The government has allowed cargo to be shipped to China via a third port since March 1997. The arrangement is a way around Taiwan's 50-year-old ban on direct cross-strait transportation, according to which ships may sail from Taiwan to China without unloading their cargo as long as they enter a third-country port on the way.

Yesterday's announcement marks the first time that such an arrangement has been available for passenger traffic by ship.

"For the sake of economy and safety considerations, we have passed the idea to the Mainland Affairs Council," Lin Ching-fa (林清發), an official with the Ministry of Transportation and Communications' navigation department, said.

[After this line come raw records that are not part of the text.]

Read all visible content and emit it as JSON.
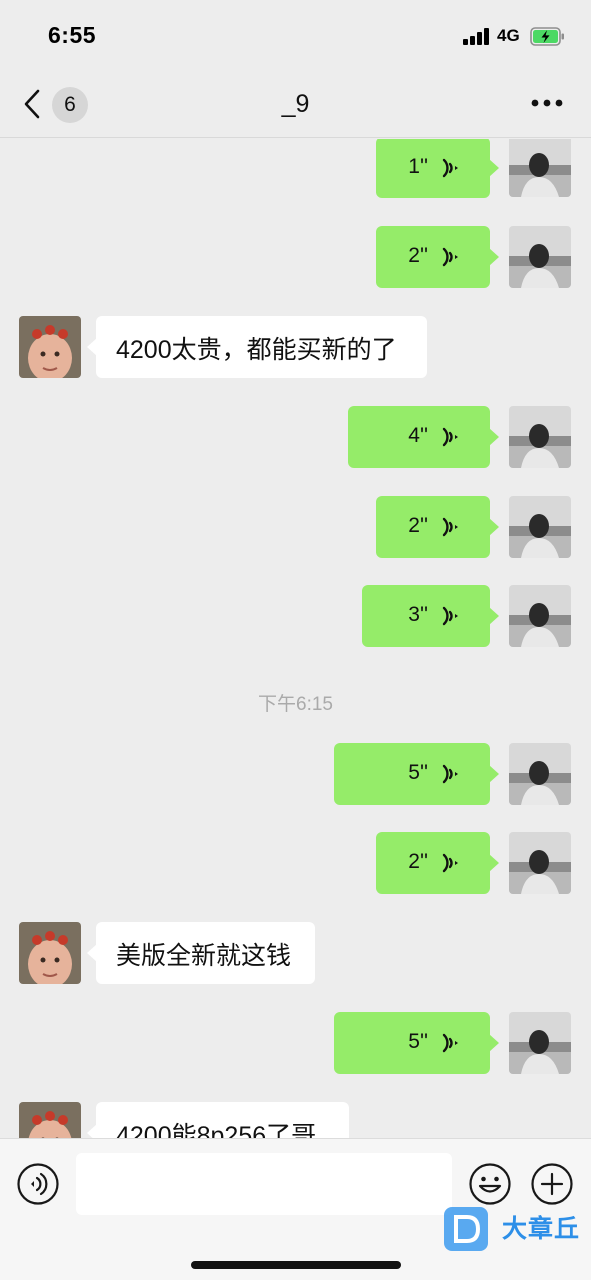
{
  "status_bar": {
    "time": "6:55",
    "network": "4G"
  },
  "nav": {
    "unread_count": "6",
    "title": "_9"
  },
  "messages": [
    {
      "side": "right",
      "type": "voice",
      "duration": "1''"
    },
    {
      "side": "right",
      "type": "voice",
      "duration": "2''"
    },
    {
      "side": "left",
      "type": "text",
      "text": "4200太贵，都能买新的了"
    },
    {
      "side": "right",
      "type": "voice",
      "duration": "4''"
    },
    {
      "side": "right",
      "type": "voice",
      "duration": "2''"
    },
    {
      "side": "right",
      "type": "voice",
      "duration": "3''"
    },
    {
      "type": "timestamp",
      "text": "下午6:15"
    },
    {
      "side": "right",
      "type": "voice",
      "duration": "5''"
    },
    {
      "side": "right",
      "type": "voice",
      "duration": "2''"
    },
    {
      "side": "left",
      "type": "text",
      "text": "美版全新就这钱"
    },
    {
      "side": "right",
      "type": "voice",
      "duration": "5''"
    },
    {
      "side": "left",
      "type": "text",
      "text": "4200能8p256了哥"
    }
  ],
  "input": {
    "placeholder": ""
  },
  "watermark": {
    "text": "大章丘"
  },
  "colors": {
    "sent_bubble": "#95ec69",
    "received_bubble": "#ffffff",
    "background": "#ededed"
  }
}
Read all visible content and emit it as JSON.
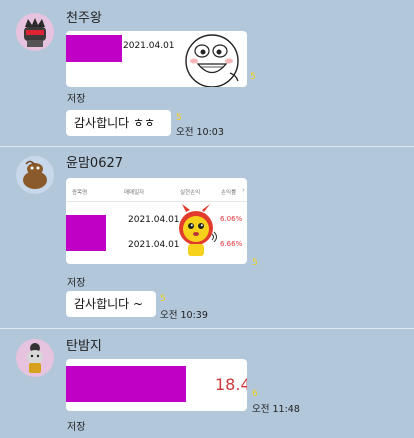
{
  "messages": [
    {
      "sender": "천주왕",
      "card": {
        "date": "2021.04.01"
      },
      "save_label": "저장",
      "reply": {
        "text": "감사합니다 ㅎㅎ",
        "unread": "5",
        "time": "오전 10:03"
      },
      "card_unread": "5"
    },
    {
      "sender": "윤맘0627",
      "card": {
        "headers": [
          "종목명",
          "매매일자",
          "실현손익",
          "손익률"
        ],
        "rows": [
          {
            "date": "2021.04.01",
            "rate": "6.06%"
          },
          {
            "date": "2021.04.01",
            "rate": "6.66%"
          }
        ]
      },
      "card_unread": "5",
      "save_label": "저장",
      "reply": {
        "text": "감사합니다 ~",
        "unread": "5",
        "time": "오전 10:39"
      }
    },
    {
      "sender": "탄밤지",
      "card": {
        "value": "18.4"
      },
      "card_unread": "6",
      "card_time": "오전 11:48",
      "save_label": "저장"
    }
  ],
  "colors": {
    "background": "#b2c7da",
    "redaction": "#c000c4",
    "unread": "#f5d31c",
    "profit": "#e0343c"
  }
}
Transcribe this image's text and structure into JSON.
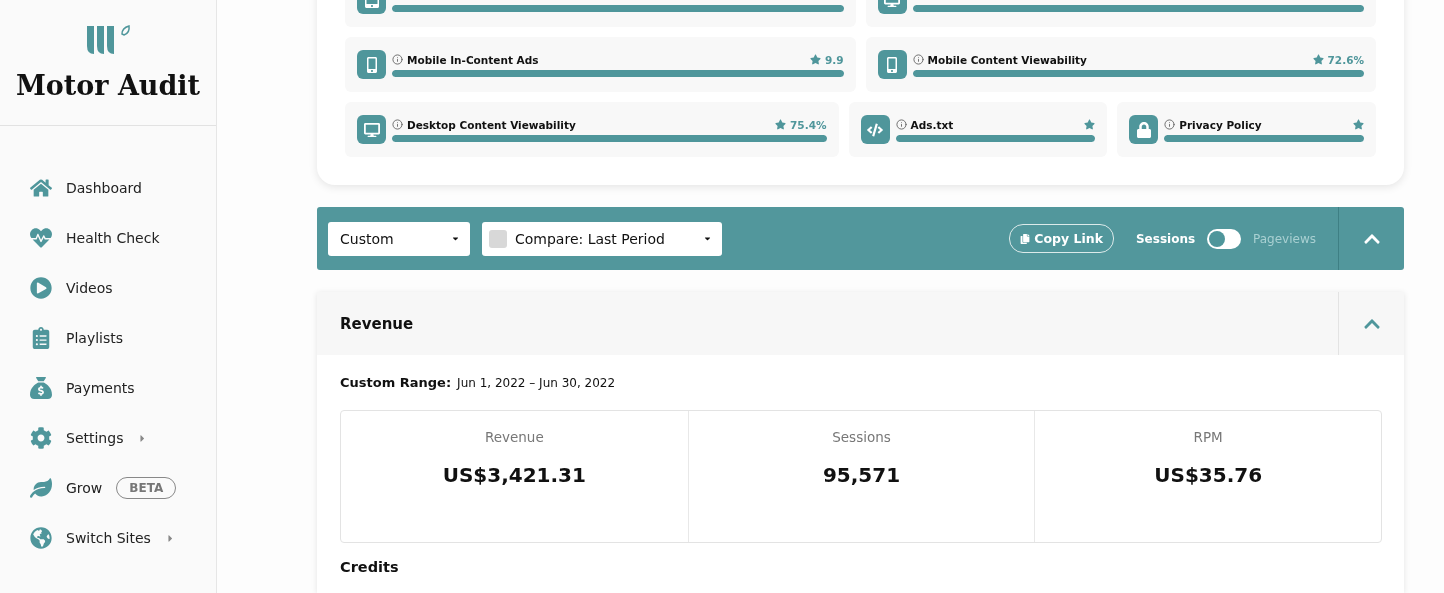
{
  "sidebar": {
    "brand": "Motor Audit",
    "items": [
      {
        "kind": "home",
        "label": "Dashboard"
      },
      {
        "kind": "heartbeat",
        "label": "Health Check"
      },
      {
        "kind": "play",
        "label": "Videos"
      },
      {
        "kind": "list",
        "label": "Playlists"
      },
      {
        "kind": "money",
        "label": "Payments"
      },
      {
        "kind": "gear",
        "label": "Settings",
        "submenu": true
      },
      {
        "kind": "leaf",
        "label": "Grow",
        "badge": "BETA"
      },
      {
        "kind": "globe",
        "label": "Switch Sites",
        "submenu": true
      }
    ]
  },
  "health": {
    "rows": [
      {
        "cards": [
          {
            "kind": "tablet",
            "level": 1
          },
          {
            "kind": "desktop",
            "level": 1
          }
        ]
      },
      {
        "cards": [
          {
            "kind": "mobile",
            "title": "Mobile In-Content Ads",
            "score": "9.9",
            "level": 1
          },
          {
            "kind": "mobile",
            "title": "Mobile Content Viewability",
            "score": "72.6%",
            "level": 1
          }
        ]
      },
      {
        "cards": [
          {
            "kind": "desktop",
            "title": "Desktop Content Viewability",
            "score": "75.4%",
            "level": 1
          },
          {
            "kind": "code",
            "title": "Ads.txt",
            "level": 1
          },
          {
            "kind": "lock",
            "title": "Privacy Policy",
            "level": 1
          }
        ]
      }
    ]
  },
  "toolbar": {
    "range": "Custom",
    "compare": "Compare: Last Period",
    "compare_checked": false,
    "copy_link": "Copy Link",
    "toggle_left": "Sessions",
    "toggle_right": "Pageviews",
    "toggle_on": false
  },
  "revenue": {
    "title": "Revenue",
    "range_label": "Custom Range:",
    "range_value": "Jun 1, 2022 – Jun 30, 2022",
    "stats": [
      {
        "label": "Revenue",
        "value": "US$3,421.31"
      },
      {
        "label": "Sessions",
        "value": "95,571"
      },
      {
        "label": "RPM",
        "value": "US$35.76"
      }
    ],
    "credits_title": "Credits"
  }
}
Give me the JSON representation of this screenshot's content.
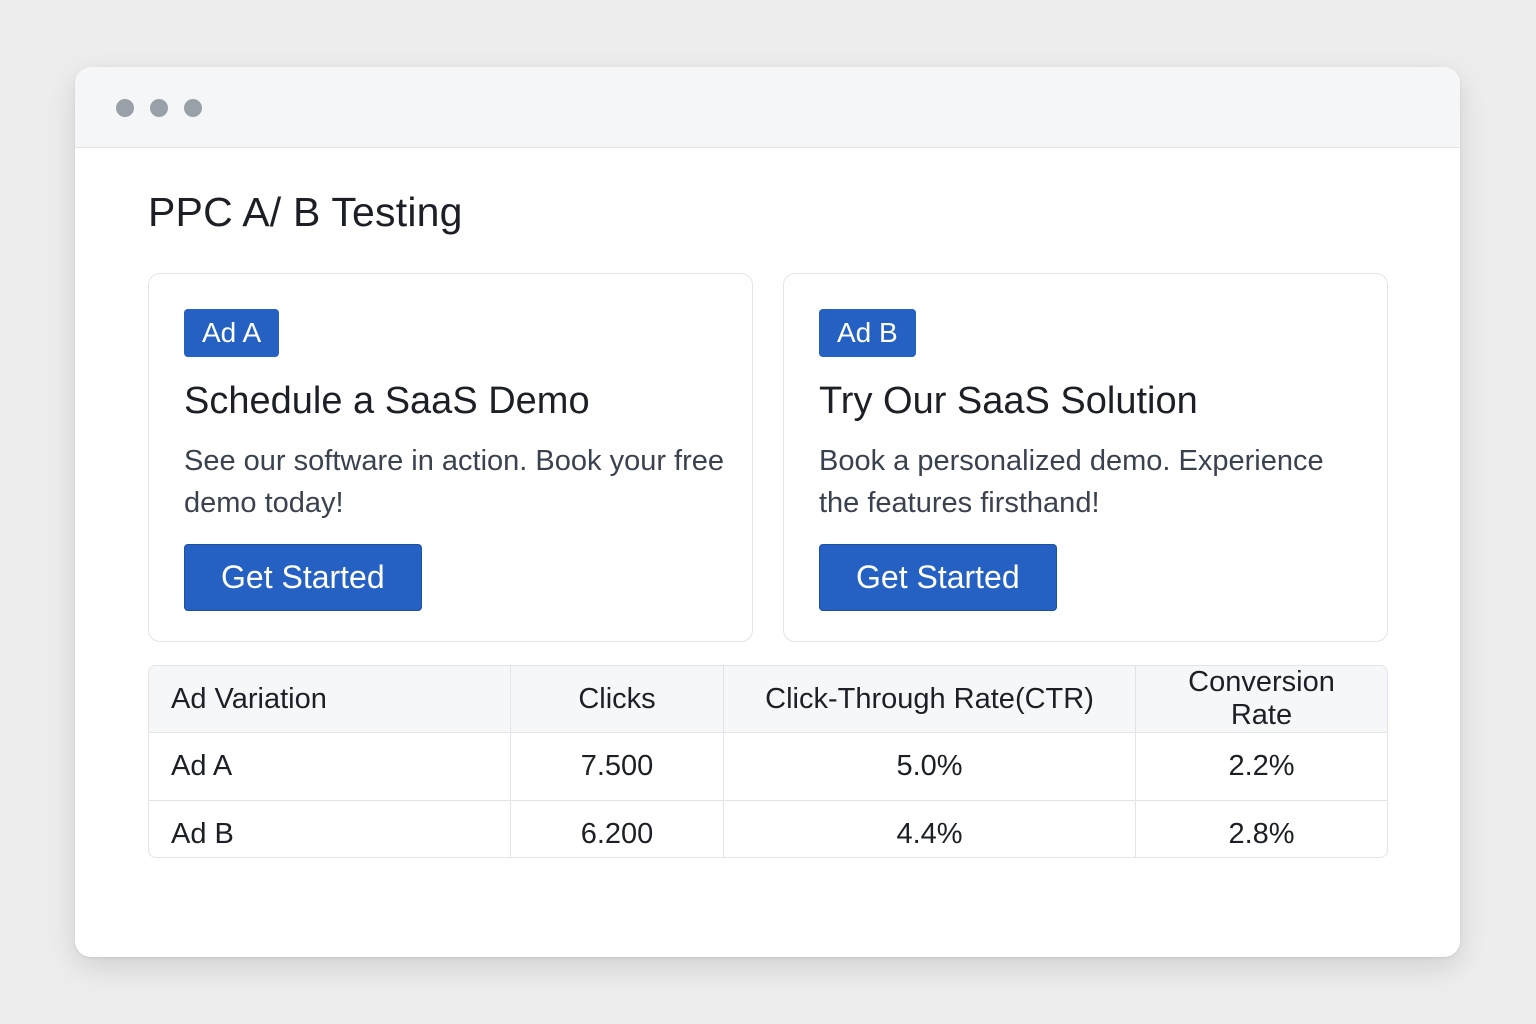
{
  "window": {
    "controls": [
      "window-dot",
      "window-dot",
      "window-dot"
    ]
  },
  "page": {
    "title": "PPC A/ B Testing"
  },
  "ads": [
    {
      "badge": "Ad A",
      "headline": "Schedule a SaaS Demo",
      "description": "See our software in action. Book your free demo today!",
      "cta_label": "Get Started"
    },
    {
      "badge": "Ad B",
      "headline": "Try Our SaaS Solution",
      "description": "Book a personalized demo. Experience the features firsthand!",
      "cta_label": "Get Started"
    }
  ],
  "table": {
    "headers": [
      "Ad Variation",
      "Clicks",
      "Click-Through Rate(CTR)",
      "Conversion Rate"
    ],
    "rows": [
      [
        "Ad A",
        "7.500",
        "5.0%",
        "2.2%"
      ],
      [
        "Ad B",
        "6.200",
        "4.4%",
        "2.8%"
      ]
    ]
  },
  "colors": {
    "accent": "#2461c2",
    "background": "#ededee",
    "text": "#1c2026"
  }
}
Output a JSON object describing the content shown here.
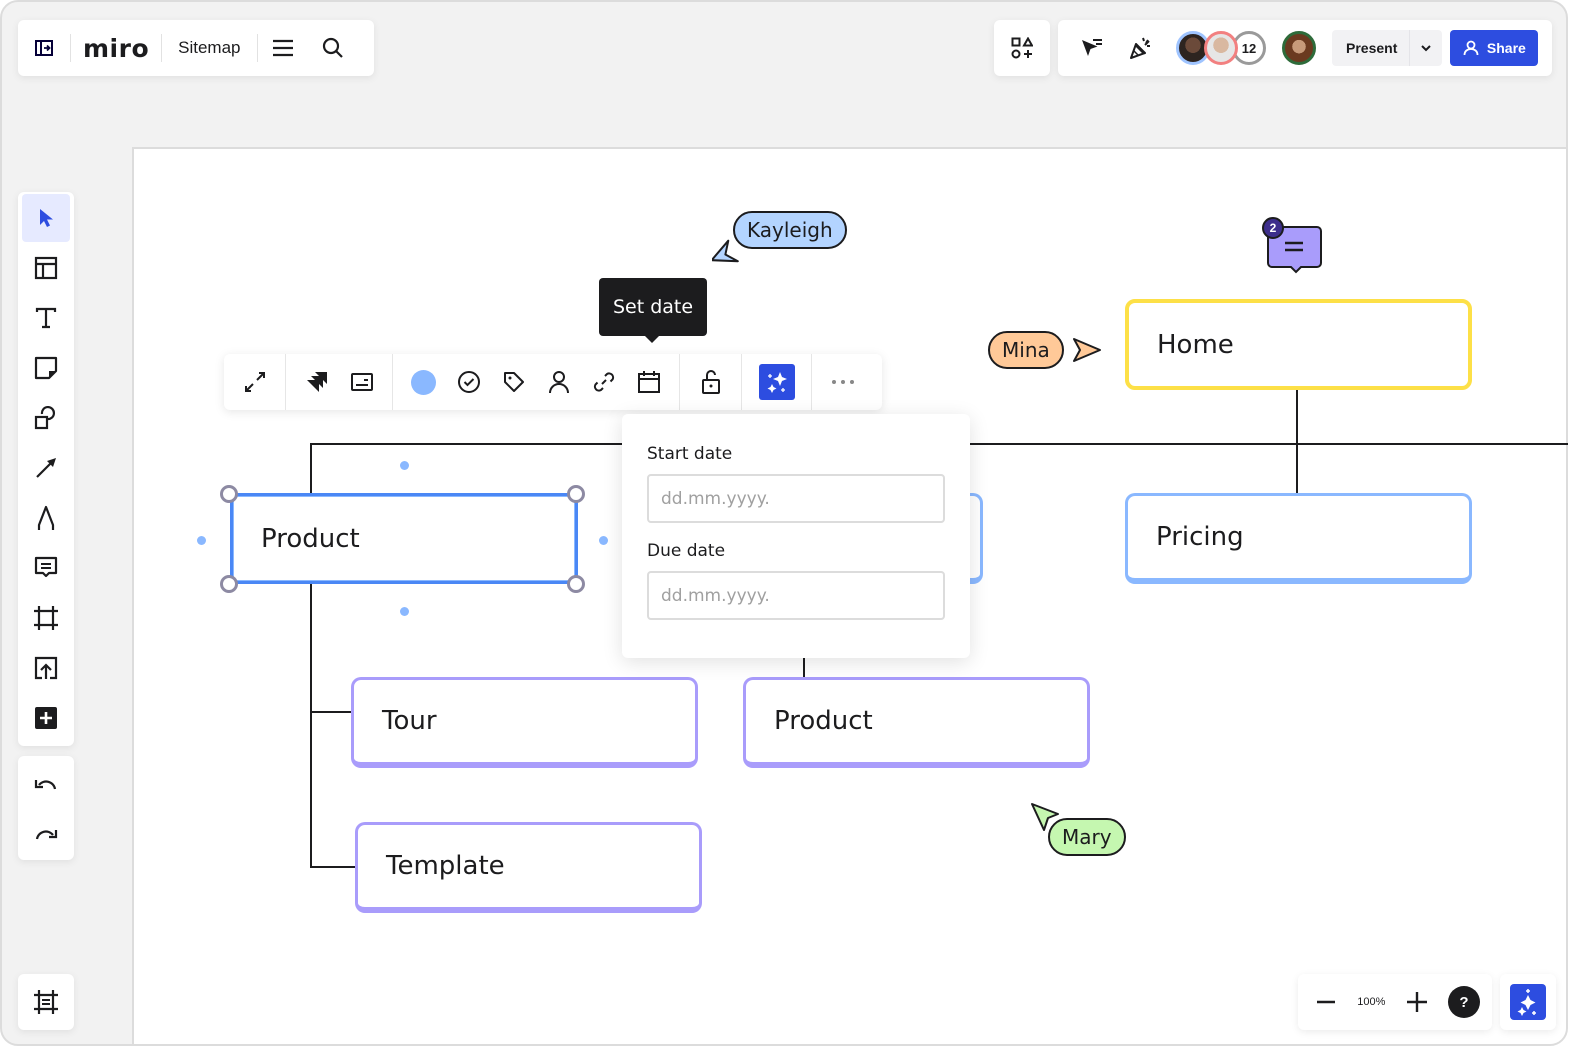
{
  "header": {
    "logo": "miro",
    "board_name": "Sitemap",
    "collaborator_count": "12",
    "present_label": "Present",
    "share_label": "Share"
  },
  "icons": {
    "sidebar_toggle": "sidebar-toggle-icon",
    "menu": "hamburger-menu-icon",
    "search": "search-icon",
    "apps": "shapes-apps-icon",
    "cursor_follow": "cursor-filter-icon",
    "reactions": "party-popper-icon",
    "chevron": "chevron-down-icon",
    "share": "user-icon"
  },
  "toolbar": {
    "tools": [
      {
        "name": "select",
        "icon": "cursor-arrow-icon",
        "active": true
      },
      {
        "name": "templates",
        "icon": "layout-template-icon"
      },
      {
        "name": "text",
        "icon": "text-icon"
      },
      {
        "name": "sticky-note",
        "icon": "sticky-note-icon"
      },
      {
        "name": "shapes",
        "icon": "shapes-icon"
      },
      {
        "name": "connection-line",
        "icon": "arrow-line-icon"
      },
      {
        "name": "pen",
        "icon": "pen-icon"
      },
      {
        "name": "comment",
        "icon": "comment-icon"
      },
      {
        "name": "frame",
        "icon": "frame-icon"
      },
      {
        "name": "upload",
        "icon": "upload-icon"
      },
      {
        "name": "more-tools",
        "icon": "plus-square-icon"
      }
    ],
    "undo": "undo-icon",
    "redo": "redo-icon",
    "frames": "frames-list-icon"
  },
  "context_toolbar": {
    "tooltip": "Set date",
    "color": "#8ab8ff",
    "buttons": [
      "expand-icon",
      "jira-icon",
      "card-icon",
      "color-swatch",
      "check-circle-icon",
      "tag-icon",
      "assignee-icon",
      "link-icon",
      "calendar-icon",
      "unlock-icon",
      "ai-sparkle-icon",
      "more-icon"
    ]
  },
  "date_popover": {
    "start_label": "Start date",
    "start_placeholder": "dd.mm.yyyy.",
    "start_value": "",
    "due_label": "Due date",
    "due_placeholder": "dd.mm.yyyy.",
    "due_value": ""
  },
  "sitemap": {
    "nodes": [
      {
        "id": "home",
        "label": "Home",
        "color": "#fde047"
      },
      {
        "id": "product-selected",
        "label": "Product",
        "color": "#4a87f5"
      },
      {
        "id": "pricing",
        "label": "Pricing",
        "color": "#8ab8ff"
      },
      {
        "id": "tour",
        "label": "Tour",
        "color": "#a99cfb"
      },
      {
        "id": "product-child",
        "label": "Product",
        "color": "#a99cfb"
      },
      {
        "id": "template",
        "label": "Template",
        "color": "#a99cfb"
      }
    ]
  },
  "cursors": [
    {
      "name": "Kayleigh",
      "color": "#b3d4ff"
    },
    {
      "name": "Mina",
      "color": "#ffc998"
    },
    {
      "name": "Mary",
      "color": "#c5f7b0"
    }
  ],
  "comment": {
    "count": "2",
    "color": "#a99cfb"
  },
  "zoom": {
    "level": "100%",
    "help": "?"
  }
}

He said the vessels would be allowed to travel to Fujian province due to demand for religious exchanges. "The MAC has given the go-ahead providing that the service be opened to foreign vessels on a charter basis," he said.

Lin said such crossings would be allowed only on an ad hoc basis.

Officials said that around 100,000 pilgrims from Taiwan travel each year -- many of them illegally on fishing boats -- to Meizhou Island near Fuzhou, directly across the Strait, to attend celebrations in honor of Matsu, the Goddess of the Sea.

The sea passages, though much cheaper than flying, often are risky because the peak pilgrimage months coincide with the dangerous northeast monsoon season.

Because of Taipei's decades-old ban on sea links with China, the pilgrims have been sailing illegally on fishing boats to Fujian, or flying to Hong Kong and then Fujian.

Reports have said tourist business operators in central Taiwan have planned to rent ships to ply the route for the peak season on Matsu's birthday on April 27.

Lin did not go into details, but reports yesterday said that after the March election, the government would allow ships flying foreign flags to shuttle between Taichung and Meizhou via a third place such as Hong Kong or Ishigaki Island in southern Japan.